In the first half of 2020, investors were piling money into hydrogen-linked stocks. During the second quarter, the stock price of hydrogen-powered car company Nikola shot up 535%. Other shares related to the technology were also very strong. ITM Power jumped 123% and Ballard Power rose 96%. These companies don’t just share an interest in hydrogen. They are all loss-making and are expected to be so for several years yet. In the third quarter, this momentum waned, and their share prices slumped. The easy conclusion to draw is that this is just another example of hydrogen hype. We saw a similar cycle 20 years ago.
So, is the new hydrogen era just a hype or are there more substantive reasons to get involved? Looking at the stock markets, some investors clearly believe that hydrogen is the next big thing. And there are some good reasons to believe this is the case.
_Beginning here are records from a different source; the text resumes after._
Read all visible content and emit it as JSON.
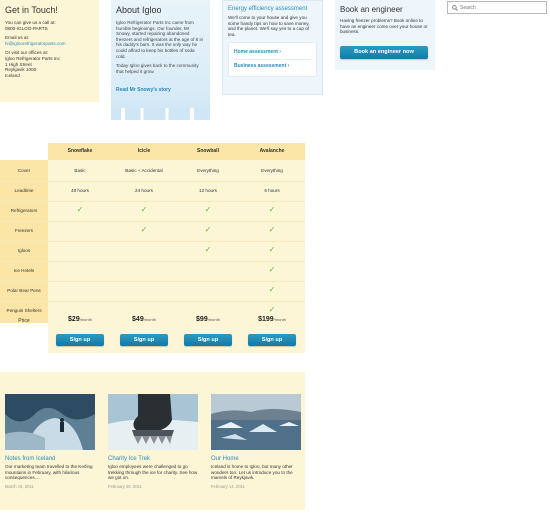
{
  "touch": {
    "title": "Get in Touch!",
    "call_text": "You can give us a call at:",
    "phone": "0800-IGLOO-PARTS",
    "email_label": "Email us at:",
    "email": "hi@igloorefrigeratorparts.com",
    "visit_text": "Or visit our offices at:",
    "addr1": "Igloo Refrigerator Parts Inc",
    "addr2": "1 High Street",
    "addr3": "Reykjavik 1000",
    "addr4": "Iceland"
  },
  "about": {
    "title": "About Igloo",
    "para1": "Igloo Refrigerator Parts Inc came from humble beginnings. Our founder, Mr Snowy, started repairing abandoned freezers and refrigerators at the age of 8 in his daddy's barn. It was the only way he could afford to keep his bottles of soda cold.",
    "para2": "Today Igloo gives back to the community that helped it grow.",
    "story_link": "Read Mr Snowy's story"
  },
  "energy": {
    "title": "Energy efficiency assessment",
    "text": "We'll come to your house and give you some handy tips on how to save money, and the planet. We'll say yes to a cup of tea.",
    "link_home": "Home assessment ›",
    "link_business": "Business assessment ›"
  },
  "book": {
    "title": "Book an engineer",
    "text": "Having freezer problems? Book online to have an engineer come over your house or business.",
    "button": "Book an engineer now"
  },
  "search": {
    "placeholder": "Search"
  },
  "pricing": {
    "plans": [
      "Snowflake",
      "Icicle",
      "Snowball",
      "Avalanche"
    ],
    "rows": [
      {
        "label": "Cover",
        "values": [
          "Basic",
          "Basic + Accidental",
          "Everything",
          "Everything"
        ]
      },
      {
        "label": "Leadtime",
        "values": [
          "48 hours",
          "24 hours",
          "12 hours",
          "6 hours"
        ]
      },
      {
        "label": "Refrigerators",
        "checks": [
          true,
          true,
          true,
          true
        ]
      },
      {
        "label": "Freezers",
        "checks": [
          false,
          true,
          true,
          true
        ]
      },
      {
        "label": "Igloos",
        "checks": [
          false,
          false,
          true,
          true
        ]
      },
      {
        "label": "Ice Hotels",
        "checks": [
          false,
          false,
          false,
          true
        ]
      },
      {
        "label": "Polar Bear Pens",
        "checks": [
          false,
          false,
          false,
          true
        ]
      },
      {
        "label": "Penguin Shelters",
        "checks": [
          false,
          false,
          false,
          true
        ]
      }
    ],
    "price_label": "Price",
    "prices": [
      "$29",
      "$49",
      "$99",
      "$199"
    ],
    "per_month": "/month",
    "signup": "Sign up",
    "check_glyph": "✓"
  },
  "blog": {
    "posts": [
      {
        "title": "Notes from Iceland",
        "text": "Our marketing team travelled to the Kerling mountains in February, with hilarious consequences....",
        "date": "March 15, 2011"
      },
      {
        "title": "Charity Ice Trek",
        "text": "Igloo employees were challenged to go trekking through the ice for charity. See how we got on.",
        "date": "February 28, 2011"
      },
      {
        "title": "Our Home",
        "text": "Iceland is home to Igloo, but many other wonders too. Let us introduce you to the marvels of Reykjavik.",
        "date": "February 14, 2011"
      }
    ]
  },
  "colors": {
    "accent": "#2b8ab8",
    "button": "#1a88b3",
    "check": "#5bb82c",
    "cream": "#fdf6d6",
    "gold": "#fbe6a8"
  }
}
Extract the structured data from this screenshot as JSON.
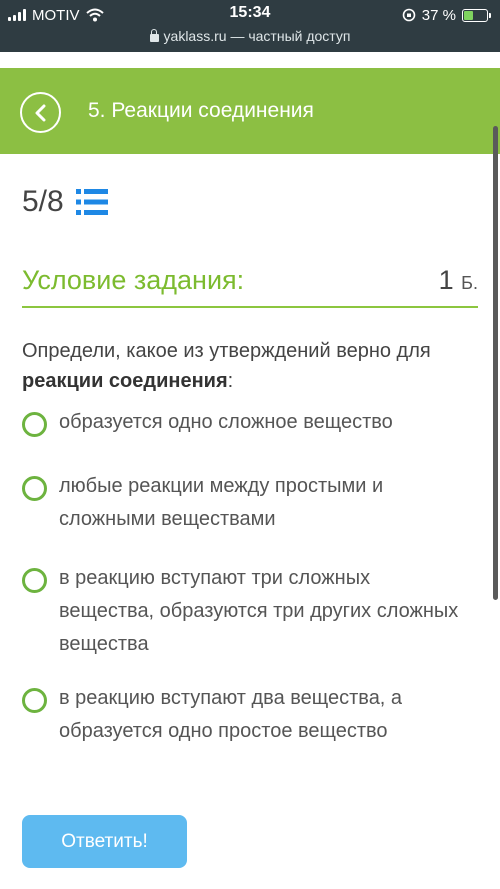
{
  "status_bar": {
    "carrier": "MOTIV",
    "time": "15:34",
    "battery": "37 %",
    "url": "yaklass.ru",
    "url_suffix": " — частный доступ"
  },
  "header": {
    "title": "5. Реакции соединения"
  },
  "progress": {
    "counter": "5/8"
  },
  "task": {
    "title": "Условие задания:",
    "points_value": "1",
    "points_unit": "Б.",
    "question_prefix": "Определи, какое из утверждений верно для ",
    "question_bold": "реакции соединения",
    "question_suffix": ":"
  },
  "options": [
    {
      "text": "образуется одно сложное вещество"
    },
    {
      "text": "любые реакции между простыми и сложными веществами"
    },
    {
      "text": "в реакцию вступают три сложных вещества, образуются три других сложных вещества"
    },
    {
      "text": "в реакцию вступают два вещества, а образуется одно простое вещество"
    }
  ],
  "submit": {
    "label": "Ответить!"
  },
  "colors": {
    "header_green": "#8cbf43",
    "accent_green": "#7cbb2f",
    "button_blue": "#5ebaf0",
    "status_bar": "#2f3c42"
  }
}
Strong policy support in some regions
Several countries have renewed their interest in hydrogen as part of their strategy to decarbonise their economies. The European Commission recently set a target to produce up to 10 million tonnes of renewable hydrogen by 2030. Japan was relatively early to embrace hydrogen technologies. It adopted a “Basic Hydrogen Strategy” as early as 2017. The aim is to decarbonize key sectors such as transport and power, while strengthening energy security. China plans to have 1 million fuel cell vehicles on the roads by 2030.
Substantial corporate interest
The renewal of interest in hydrogen is not limited to the policy level. We have also seen companies putting money into hydrogen projects. For example, Johnson Matthey has been engaged in hydrogen production and fuel cell development for decades. Its automotive fuel cell sales went from zero 18 months ago to 25% of its total fuel cell sales. The number of companies joining the Hydrogen Council has more than quadrupled to 81 companies since the inception of the industry initiative in 2017.
How to invest in hydrogen
As impact investors, we are excited about the potential of growing hydrogen use to reduce carbon emissions. However, not all hydrogen is produced in the same way. Today, hydrogen is still largely produced from fossil fuels, which is either referred to as “brown hydrogen” or “grey hydrogen”. “Blue hydrogen” combines grey hydrogen with carbon capture and storage. ”Green hydrogen” is produced by electrolysing water using electricity from renewable sources. We would only be interested in blue or green hydrogen given its greater potential to cut carbon emission. However, a global rollout of these technologies is not possible without steep price decreases.
Looking across the investment opportunities, we have found very few investable companies so far. Some are too small. Some are heavily loss-making and not yet commercialised. At the moment, we believe that the best way to gain exposure to the growth of hydrogen in decarbonizing downstream sectors is by investing in established companies which have a footprint in this space.
Linde, one of our investee companies, is a good example. It is the largest industrial gas company in the world. Linde is about to begin construction of the world’s first hydrogen refueling station for passenger trains in Germany. It also recently formed a partnership with Scottish Power Renewables and ITM Power to build a 10MW green hydrogen production facility in Glasgow. The project aims to supply hydrogen to the commercial market within the next two years.
Kion is another example in our portfolio. It is a leading forklift manufacturer. Kion has been running hydrogen projects involving a wide range of vehicle types since 2013. While fuel cells are not a big part of its business today, they are well-placed to expand their use of fuel cells. According to the Hydrogen Council, the total cost of ownership of fuel cell forklifts today is already cheaper, compared to diesel. With cost coming down for hydrogen, fuel cell forklifts have the potential to penetrate more than 65% of the market by 2050.
As with a lot of emerging trends, forecasting demand accurately is not enough. With supporting government policy, competition will intensify. Companies without sustainable competitive advantages in a nascent industry can easily be devoured by competition. We have seen this in the solar and wind industries over the years. We would prefer to invest in well-run high-quality companies – companies with relevant technologies that can be leveraged in hydrogen applications as exemplified above.